By Mike D’Abramo & Daniel Pozzebon
Sklar Wilton & Associates has been in the “building stronger brands” business for years and because the best brands are built from the inside out, we have extended our strategic services to help our clients navigate through disruption and futureproof their business. In this three-part blog series, we’ll examine the Future of Work as it relates to businesses, brands, people, and culture to help you ask the right questions and find answers that are unique to your company.
Since March 2020, we’ve existed in a world of Zoom, separated by small boxes on a screen. And, while the shift from in-person to online was abrupt, many businesses were able to transition smoothly, even thrive – citing increased levels of productivity and customer satisfaction. However, as we look towards the year ahead, a new hybrid working model is anticipated to emerge – one that offers the best of both in-person and online. But will businesses be ready for the next new normal?
According to a recent McKinsey survey, despite the embrace of a hybrid model, many organizations have not yet thought through the specifics of how to carry out a more permanent mix of remote and on-site work, leaving both leaders and employees feeling anxious about the future. While more than half (54%) of Canadian employers are planning to adopt a hybrid working arrangement, 68% have no detailed plan communicated or in place.
As we look towards the future, the integration of technology and work will be more important than ever. Additional tools will be required to support a wider range of schedules and work-from-more locations, raising the question how do we ensure technology unites as we transition to this new working model?
Here are some of the key concepts to consider as your organization plans for the Future of Work:
- Segmented Future: Hybrid is the mix of video, audio, and in-person interactions. Will your employees mix these approaches evenly or are you at risk of a segmented workforce? A group that likes to get together in person and a group that likes to work remote… Will these two groups work in parallel, or will they integrate? Hybrid work can lead to divisions (or even hierarchies) in who the ‘hardest-working employees really are’. The stewards of your company and its culture must align on where you want fall on this hybrid spectrum and how you will prevent segmenting from happening.
- Performance vs.
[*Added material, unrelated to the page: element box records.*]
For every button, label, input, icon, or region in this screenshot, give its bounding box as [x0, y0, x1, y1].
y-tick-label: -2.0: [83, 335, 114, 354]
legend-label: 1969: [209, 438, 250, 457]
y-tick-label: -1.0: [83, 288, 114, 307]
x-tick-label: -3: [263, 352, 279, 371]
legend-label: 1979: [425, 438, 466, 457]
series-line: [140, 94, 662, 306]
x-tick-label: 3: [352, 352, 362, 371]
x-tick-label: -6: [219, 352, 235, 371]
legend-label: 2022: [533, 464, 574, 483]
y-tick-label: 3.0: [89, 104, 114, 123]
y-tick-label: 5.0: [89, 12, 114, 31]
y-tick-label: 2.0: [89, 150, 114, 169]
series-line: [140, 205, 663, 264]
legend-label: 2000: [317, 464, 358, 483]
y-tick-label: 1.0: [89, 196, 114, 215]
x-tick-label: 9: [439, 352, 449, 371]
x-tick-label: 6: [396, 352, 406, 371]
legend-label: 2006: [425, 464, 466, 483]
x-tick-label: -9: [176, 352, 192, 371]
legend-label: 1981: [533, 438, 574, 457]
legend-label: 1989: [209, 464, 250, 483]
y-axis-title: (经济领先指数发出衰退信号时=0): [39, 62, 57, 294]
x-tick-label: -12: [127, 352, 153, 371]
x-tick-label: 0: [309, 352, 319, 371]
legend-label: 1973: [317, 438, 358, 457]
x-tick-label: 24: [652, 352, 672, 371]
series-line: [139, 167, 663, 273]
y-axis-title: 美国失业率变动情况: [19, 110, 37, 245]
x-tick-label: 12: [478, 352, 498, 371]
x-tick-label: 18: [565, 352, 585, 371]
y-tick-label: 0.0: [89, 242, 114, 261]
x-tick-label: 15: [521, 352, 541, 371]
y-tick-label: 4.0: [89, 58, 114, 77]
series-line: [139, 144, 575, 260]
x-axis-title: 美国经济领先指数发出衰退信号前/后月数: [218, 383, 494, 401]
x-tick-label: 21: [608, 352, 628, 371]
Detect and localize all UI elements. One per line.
Privacy: A hybrid world holds risks, and a potential improvement in assessing performance. No longer will we rely on who we see physically at their desk the longest. This kind of observational bias can be problematic in assessing an employee. In a hybrid world, the output of work needs to be qualified and quantified using different tools than observation. But digital observation has risks of its own. We have a more acute awareness of psychological safety than ever before and monitoring time on the server or mouse-clicks moves from assessing performance to surveillance more quickly than we expect. Find tools that allow for objective assessments without crossing the line.
- Hybrid Inclusivity: Most people who worked from home got better at it over time and many surveys reflect a real enthusiasm for the flexibility that hybrid work can offer. New U.S. patent applications that accommodate hybrid work “more than doubled from January to September 2020,” according to Bloom’s research. What if this everybody-all-at-once to new technology continues to change the way we see hybrid working? It is conceivable that we may see a day where hybrid work tools enable the person of colour who doesn’t feel totally included in the corporate culture, the out-of-region contingent worker and / or someone who is introverted to make exceptional contributions not available to them in the traditional workplace.
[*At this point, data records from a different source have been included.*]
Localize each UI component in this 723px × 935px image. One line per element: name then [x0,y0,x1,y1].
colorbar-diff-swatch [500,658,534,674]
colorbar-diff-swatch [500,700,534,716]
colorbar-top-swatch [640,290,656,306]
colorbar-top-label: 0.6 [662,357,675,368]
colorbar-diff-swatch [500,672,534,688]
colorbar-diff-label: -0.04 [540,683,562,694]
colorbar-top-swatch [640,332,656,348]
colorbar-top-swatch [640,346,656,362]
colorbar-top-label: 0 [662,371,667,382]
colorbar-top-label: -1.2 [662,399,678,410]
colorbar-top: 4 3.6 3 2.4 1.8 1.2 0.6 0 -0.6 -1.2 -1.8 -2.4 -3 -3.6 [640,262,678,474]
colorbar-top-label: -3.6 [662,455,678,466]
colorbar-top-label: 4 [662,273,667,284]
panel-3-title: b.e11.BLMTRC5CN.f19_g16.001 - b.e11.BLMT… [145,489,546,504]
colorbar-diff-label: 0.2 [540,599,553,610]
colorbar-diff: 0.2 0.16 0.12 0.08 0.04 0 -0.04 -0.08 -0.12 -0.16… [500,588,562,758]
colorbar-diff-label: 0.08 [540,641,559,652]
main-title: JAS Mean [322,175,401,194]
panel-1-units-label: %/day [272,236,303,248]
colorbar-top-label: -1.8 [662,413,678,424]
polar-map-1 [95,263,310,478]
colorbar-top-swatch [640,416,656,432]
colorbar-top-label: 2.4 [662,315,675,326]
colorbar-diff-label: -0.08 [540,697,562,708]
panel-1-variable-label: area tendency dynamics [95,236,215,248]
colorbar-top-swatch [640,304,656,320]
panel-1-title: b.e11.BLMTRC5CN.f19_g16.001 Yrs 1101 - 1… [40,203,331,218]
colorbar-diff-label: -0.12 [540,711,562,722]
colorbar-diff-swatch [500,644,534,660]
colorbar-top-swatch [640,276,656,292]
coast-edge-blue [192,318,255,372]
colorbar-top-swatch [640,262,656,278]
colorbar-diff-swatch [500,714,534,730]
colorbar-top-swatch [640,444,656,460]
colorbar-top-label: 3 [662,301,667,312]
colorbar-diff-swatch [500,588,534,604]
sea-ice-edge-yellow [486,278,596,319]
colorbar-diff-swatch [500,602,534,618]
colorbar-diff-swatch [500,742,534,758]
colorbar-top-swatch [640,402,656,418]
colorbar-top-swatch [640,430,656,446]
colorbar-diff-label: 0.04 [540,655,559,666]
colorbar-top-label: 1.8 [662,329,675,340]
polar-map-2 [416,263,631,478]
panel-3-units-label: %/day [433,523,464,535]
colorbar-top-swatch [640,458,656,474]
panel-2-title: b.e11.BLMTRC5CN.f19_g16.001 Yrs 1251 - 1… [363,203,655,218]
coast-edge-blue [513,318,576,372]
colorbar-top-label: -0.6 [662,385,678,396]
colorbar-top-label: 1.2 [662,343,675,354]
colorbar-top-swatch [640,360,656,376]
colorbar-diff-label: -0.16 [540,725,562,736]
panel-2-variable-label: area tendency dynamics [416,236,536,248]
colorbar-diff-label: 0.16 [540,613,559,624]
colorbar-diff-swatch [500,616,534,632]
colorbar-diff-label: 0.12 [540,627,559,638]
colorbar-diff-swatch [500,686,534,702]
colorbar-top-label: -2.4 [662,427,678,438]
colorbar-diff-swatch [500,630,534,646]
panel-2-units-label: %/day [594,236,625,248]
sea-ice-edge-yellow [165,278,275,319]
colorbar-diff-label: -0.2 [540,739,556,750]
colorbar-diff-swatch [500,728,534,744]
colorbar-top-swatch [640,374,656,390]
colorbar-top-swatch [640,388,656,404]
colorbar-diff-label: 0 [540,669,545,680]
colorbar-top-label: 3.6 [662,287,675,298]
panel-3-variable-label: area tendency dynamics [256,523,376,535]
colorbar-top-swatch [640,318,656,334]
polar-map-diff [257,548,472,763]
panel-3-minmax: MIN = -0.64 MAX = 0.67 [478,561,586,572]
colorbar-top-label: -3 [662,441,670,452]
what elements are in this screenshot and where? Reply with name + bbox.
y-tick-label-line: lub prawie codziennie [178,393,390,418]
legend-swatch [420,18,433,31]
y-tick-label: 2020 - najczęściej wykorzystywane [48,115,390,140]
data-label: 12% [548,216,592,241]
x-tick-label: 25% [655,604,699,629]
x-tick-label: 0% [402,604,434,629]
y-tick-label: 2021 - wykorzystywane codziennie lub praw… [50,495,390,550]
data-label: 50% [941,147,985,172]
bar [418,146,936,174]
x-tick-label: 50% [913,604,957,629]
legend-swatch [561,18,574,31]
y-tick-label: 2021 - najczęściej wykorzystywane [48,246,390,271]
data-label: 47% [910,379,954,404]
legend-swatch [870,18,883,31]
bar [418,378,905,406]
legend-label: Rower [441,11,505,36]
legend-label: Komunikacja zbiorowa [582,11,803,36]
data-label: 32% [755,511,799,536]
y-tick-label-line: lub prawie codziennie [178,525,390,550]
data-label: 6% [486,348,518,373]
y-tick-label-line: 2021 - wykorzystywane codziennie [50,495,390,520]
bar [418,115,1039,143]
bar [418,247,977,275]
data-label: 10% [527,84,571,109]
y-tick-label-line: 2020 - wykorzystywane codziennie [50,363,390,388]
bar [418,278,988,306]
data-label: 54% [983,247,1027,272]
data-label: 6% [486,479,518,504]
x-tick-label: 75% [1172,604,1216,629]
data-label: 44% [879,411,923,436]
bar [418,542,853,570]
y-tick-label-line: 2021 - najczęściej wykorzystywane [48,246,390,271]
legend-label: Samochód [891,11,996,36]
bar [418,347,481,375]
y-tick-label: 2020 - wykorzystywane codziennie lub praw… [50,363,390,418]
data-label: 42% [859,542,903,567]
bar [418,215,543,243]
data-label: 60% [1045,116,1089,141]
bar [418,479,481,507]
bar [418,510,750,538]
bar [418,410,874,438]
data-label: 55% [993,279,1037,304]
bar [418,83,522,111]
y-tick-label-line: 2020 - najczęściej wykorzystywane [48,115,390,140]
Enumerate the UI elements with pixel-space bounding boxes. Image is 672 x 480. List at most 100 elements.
- Healthier Workers: Several studies have established the health benefits of working from home. While workplaces have more to do in terms of creating inclusive cultures and helping employees manage their mental health, hybrid working can be part of the solution. It changes how people interact but still encourages interaction. It gives people space to manage their lives and feel more mentally ready to address work challenges. Your organization can turn hybrid working into an opportunity to empower everyone to feel better about themselves and, ultimately better about the people they work with.
How will your organization change its ways of working in the future? How can you deliver on the promise of hybrid working that accelerates employee satisfaction and company growth? How much hybrid working you chose for your organization is up to you. But if you accept it in anyway, consider the tools, training, and other resources it will take to execute at the highest level and that are uniquely suited to your business.